"Conversation" Sharp | |
---|---|
Born | 1759 Newfoundland |
Died | 30 March 1835 Dorchester |
Resting place | Bunhill Fields, London. |
Education | Rev. Dr Fell, Thaxted (private), Inner Temple |
Occupation | hat maker, merchant, politician. |
Known for | Conversation, Criticism, Wit |
Children | Maria Kinnaird (adopted) |
Richard Sharp, FRS, FSA (1759 – 30 March 1835), also known as "Conversation" Sharp, was a British hat-maker, banker, merchant, poet, critic, Member of Parliament, and conversationalist.
He was at various times known in London society as "Hatter Sharp", "Furrier Sharp", "Copenhagen Sharp" (after a famous speech that he gave as an MP castigating the British bombardment of Copenhagen) or, most famously of all, as "Conversation Sharp".
Richard Sharp is an example of a young man who inherited the wealth of previous generations of hard-working London merchants, and combined this birthright with features of his own character to make an intellectual career in the world of the Enlightenment. His grandfather, another Richard Sharp (circa 1690-1775), from a family of clothiers at Romsey, Hampshire, had been apprenticed in 1712 to George Baker, a freeman of the Goldsmiths’ Company of London, but a haberdasher of hats by trade. Richard completed his apprenticeship, and by the early 1730s he was George Baker’s partner in the successful hatting business on Fish Street Hill in the City of London. Baker & Sharp were frequent buyers of beaver at Hudson’s Bay Company sales, which they would have supplied to feltmakers who made the felt “hoods” from which finished hats were fashioned. Little is known of their customers, but they had dealings with merchants in South Carolina in the 1730s and 40s, and they may have specialized in the trade to the American colonies.

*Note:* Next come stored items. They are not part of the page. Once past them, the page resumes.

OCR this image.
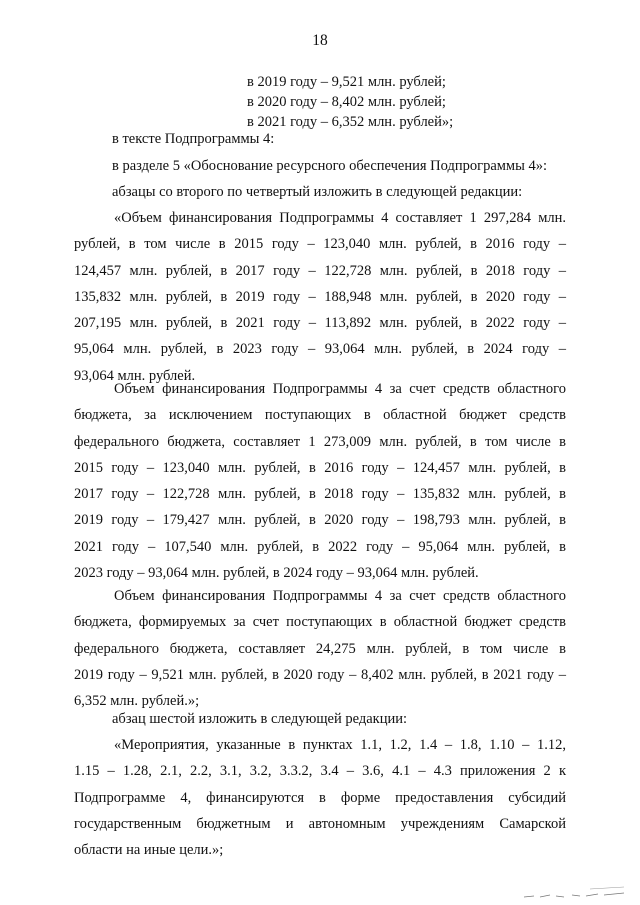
18
в 2019 году – 9,521 млн. рублей;
в 2020 году – 8,402 млн. рублей;
в 2021 году – 6,352 млн. рублей»;
в тексте Подпрограммы 4:
в разделе 5 «Обоснование ресурсного обеспечения Подпрограммы 4»:
абзацы со второго по четвертый изложить в следующей редакции:
«Объем финансирования Подпрограммы 4 составляет 1 297,284 млн.
рублей, в том числе в 2015 году – 123,040 млн. рублей, в 2016 году –
124,457 млн. рублей, в 2017 году – 122,728 млн. рублей, в 2018 году –
135,832 млн. рублей, в 2019 году – 188,948 млн. рублей, в 2020 году –
207,195 млн. рублей, в 2021 году – 113,892 млн. рублей, в 2022 году –
95,064 млн. рублей, в 2023 году – 93,064 млн. рублей, в 2024 году –
93,064 млн. рублей.
Объем финансирования Подпрограммы 4 за счет средств областного
бюджета, за исключением поступающих в областной бюджет средств
федерального бюджета, составляет 1 273,009 млн. рублей, в том числе в
2015 году – 123,040 млн. рублей, в 2016 году – 124,457 млн. рублей, в
2017 году – 122,728 млн. рублей, в 2018 году – 135,832 млн. рублей, в
2019 году – 179,427 млн. рублей, в 2020 году – 198,793 млн. рублей, в
2021 году – 107,540 млн. рублей, в 2022 году – 95,064 млн. рублей, в
2023 году – 93,064 млн. рублей, в 2024 году – 93,064 млн. рублей.
Объем финансирования Подпрограммы 4 за счет средств областного
бюджета, формируемых за счет поступающих в областной бюджет средств
федерального бюджета, составляет 24,275 млн. рублей, в том числе в
2019 году – 9,521 млн. рублей, в 2020 году – 8,402 млн. рублей, в 2021 году –
6,352 млн. рублей.»;
абзац шестой изложить в следующей редакции:
«Мероприятия, указанные в пунктах 1.1, 1.2, 1.4 – 1.8, 1.10 – 1.12,
1.15 – 1.28, 2.1, 2.2, 3.1, 3.2, 3.3.2, 3.4 – 3.6, 4.1 – 4.3 приложения 2 к
Подпрограмме 4, финансируются в форме предоставления субсидий
государственным бюджетным и автономным учреждениям Самарской
области на иные цели.»;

George Baker retired about 1747, and Richard Sharp carried on the business. He took a nephew, John Sharp, into partnership about 1760, but John died in 1766, and Richard Sharp now faced a crisis in securing the future of his firm. His only son, also called Richard, had obtained a commission as ensign in the 40th Regiment of Foot in 1756; was stationed at St John’s Newfoundland, where he married a local woman, Elizabeth Adams in 1759, and returned to England about 1763, dying in London two years later. They had two young sons, Richard (born 1759) and William. No doubt planning for his successor, the boys’ grandfather took into partnership another hatter, Thomas Cable Davis, who married the boys’ mother in 1769. Next year old Richard Sharp made his will, in which he recorded that Davis had agreed to take one of the grandsons as an apprentice when he was old enough, and eventually make him a partner in the hatting business for a three-sevenths share. In 1775, shortly before his death, Sharp added a codicil showing that Richard, the elder of the two boys, had become the apprentice. Provisions were also made to loan substantial sums from the estate to Thomas Cable Davis, who must not have had enough capital to maintain the business on his own, if old Sharp’s share was taken out by his executors. By his grandfather’s will, young Richard was to receive £1,500, to be held in trust for him by his uncles until he came of age. He was a partner with his stepfather, in the firm of Davis & Sharp, still at No. 6, Fish Street Hill, by 1782.